Arora’s work with the UN in collaboration with Within has inspired everyone from the New York Times VR to Oculus’s VR for Good program and HTC’s VR for Impact. It also inspired Chris Milk’s TED talk about VR as the “ultimate empathy machine”, which is a meme that has been cited on the Voices of VR podcast dozens of times.
But the film medium is also a powerful empathy machine as Arora cites Moonlight as a particularly powerful empathy piece that was released in 2016. Roger Ebert actually cited movies as the “most powerful empathy machine” during his Walk of Fame speech in 2005. He said:
We are born into a box of space and time. We are who and when and what we are and we’re going to be that person until we die. But if we remain only that person, we will never grow and we will never change and things will never get better.
Movies are the most powerful empathy machine in all the arts. When I go to a great movie I can live somebody else’s life for a while. I can walk in somebody else’s shoes. I can see what it feels like to be a member of a different gender, a different race, a different economic class, to live in a different time, to have a different belief.
This is a liberalizing influence on me. It gives me a broader mind. It helps me to join my family of men and women on this planet. It helps me to identify with them, so I’m not just stuck being myself, day after day.
The great movies enlarge us, they civilize us, they make us more decent people.

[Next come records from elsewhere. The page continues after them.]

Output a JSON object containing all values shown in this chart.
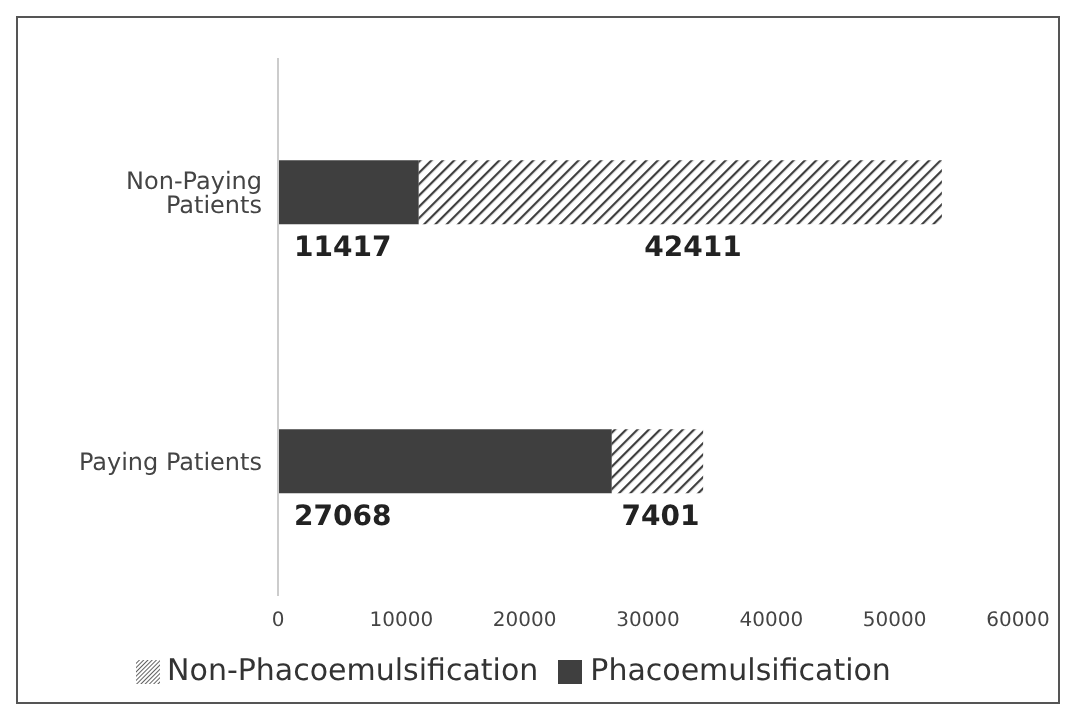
{
  "chart_data": {
    "type": "bar",
    "orientation": "horizontal",
    "stacked": true,
    "categories": [
      "Non-Paying Patients",
      "Paying Patients"
    ],
    "series": [
      {
        "name": "Phacoemulsification",
        "color": "#3f3f3f",
        "values": [
          11417,
          27068
        ]
      },
      {
        "name": "Non-Phacoemulsification",
        "color": "#3f3f3f",
        "values": [
          42411,
          7401
        ]
      }
    ],
    "xlim": [
      0,
      60000
    ],
    "xticks": [
      0,
      10000,
      20000,
      30000,
      40000,
      50000,
      60000
    ],
    "data_labels": true,
    "legend": "bottom",
    "grid": false
  }
}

Ebert’s words about film as a powerful empathy machine as just as true today as when he said it in 2005. I do believe that virtual reality has the power to create an even deeper sense of embodied presence that can trigger mirror neurons, and may eventually prove to become the “ultimate empathy machine.” VR may also eventually allow us to virtually walk in someone else’s shoes to the point where our brains may not be able to tell the difference between what’s reality and what’s a simulation. But as Murray warns, “empathy is not something that automatically happens when a user puts on a headset.” It’s something that is accomplished through evolving narrative techniques to take full advantage of the unique affordances of VR, and at the end of the day will come down to good storytelling just like any other medium.